How can I translate asymmetrical balance into a garment? For example, I am working on a kimono style jacket. It of course has a back, two front panels and two sleeves. How do I create asymmetrical balanced composition that works with all the different pieces of the garment?
I know that the different parts of the garment can be pieced to create the design. I have done this in the past. I am wondering if there is a different way to create an asymmetrical balance design without piecing the pattern pieces?
Great practical question.
Piecing is obviously one way to create asymmetry. Here are a few others:
Hand paint the garment to create the asymmetrical balance. For example, the back could be painted so that color shifts diagonally across the back panel. Asymmetry could be introduced to the front panels by doing the same thing - painting so color shifts across the surface - and then could even wrap around to the back so that the color shifts across the entire surface of the garment from front to back. This assumes painting just a couple colors together which would be the simplest version, and be a “color field” effect rather than recognizable elements.

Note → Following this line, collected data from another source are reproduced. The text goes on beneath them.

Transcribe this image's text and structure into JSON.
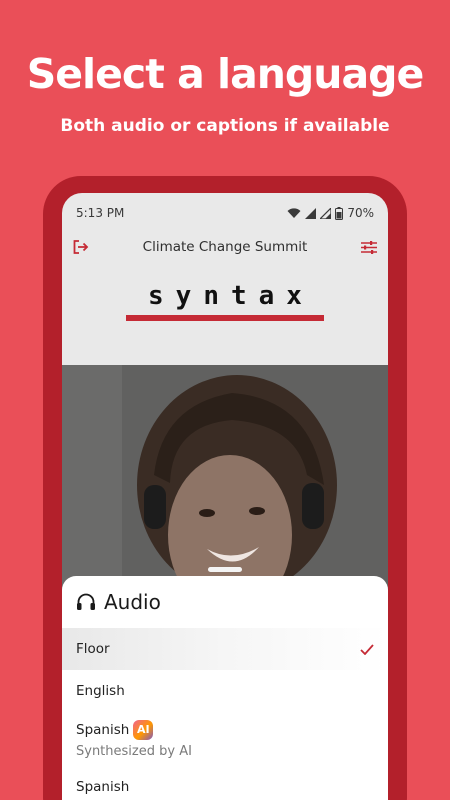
{
  "promo": {
    "headline": "Select a language",
    "subhead": "Both audio or captions if available",
    "colors": {
      "background": "#ea4f58",
      "frame": "#b3202b",
      "accent": "#c52a35"
    }
  },
  "status_bar": {
    "time": "5:13 PM",
    "battery": "70%",
    "icons": [
      "wifi-icon",
      "signal-icon",
      "signal-icon",
      "battery-icon"
    ]
  },
  "app_bar": {
    "title": "Climate Change Summit",
    "left_icon": "exit-icon",
    "right_icon": "settings-sliders-icon"
  },
  "logo": {
    "text": "syntax"
  },
  "audio_sheet": {
    "title": "Audio",
    "title_icon": "headphones-icon",
    "items": [
      {
        "label": "Floor",
        "selected": true,
        "check_icon": "checkmark-icon"
      },
      {
        "label": "English"
      },
      {
        "label": "Spanish",
        "badge": "AI",
        "sublabel": "Synthesized by AI"
      },
      {
        "label": "Spanish"
      }
    ]
  }
}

The front and back panels could actually have shapes or objects painted (or appliqued for that matter) onto the surface to create the asymmetrical balance (which is actually a cool thing to be talking about since the garment is essentially symmetrical. Introducing asymmetry onto a a symmetrical background is a neat paradox!) In this example, the objects added to the surface would need to balance based on placement. If a large circle was added to the back, it could be right in the center (radial symmetry) or it could be top right shoulder or top left shoulder, but probably needs to be down from the shoulder line a bit or it will look awkward! Use cut paper to play around with placement to see this for yourself. AND in a case where a large element is being added, it may very well be that the balance needs to be stabilized by adding two smaller elements to the composition (in this case the back of the garment) to balance out the large one.
If it was a kimono form that was mainly going to be displayed on a rod with both sleeves extended, it would change the available shape and size of the composition - and that would expand the possibilities for designing. But as long as the design isn’t mirror-image, it will be asymmetrical whether you plan for it or not. Which is why it’s so worth it to PLAN in advance rather than defaulting!
Another approach would be to literally make the sleeve and right side of the garment a different color from the left side & sleeve.
So you see there are a lot of ways to develop the piece. It would be fun to play around with cut paper shapes - the basic pieces of the garment - in order to explore the possibilities.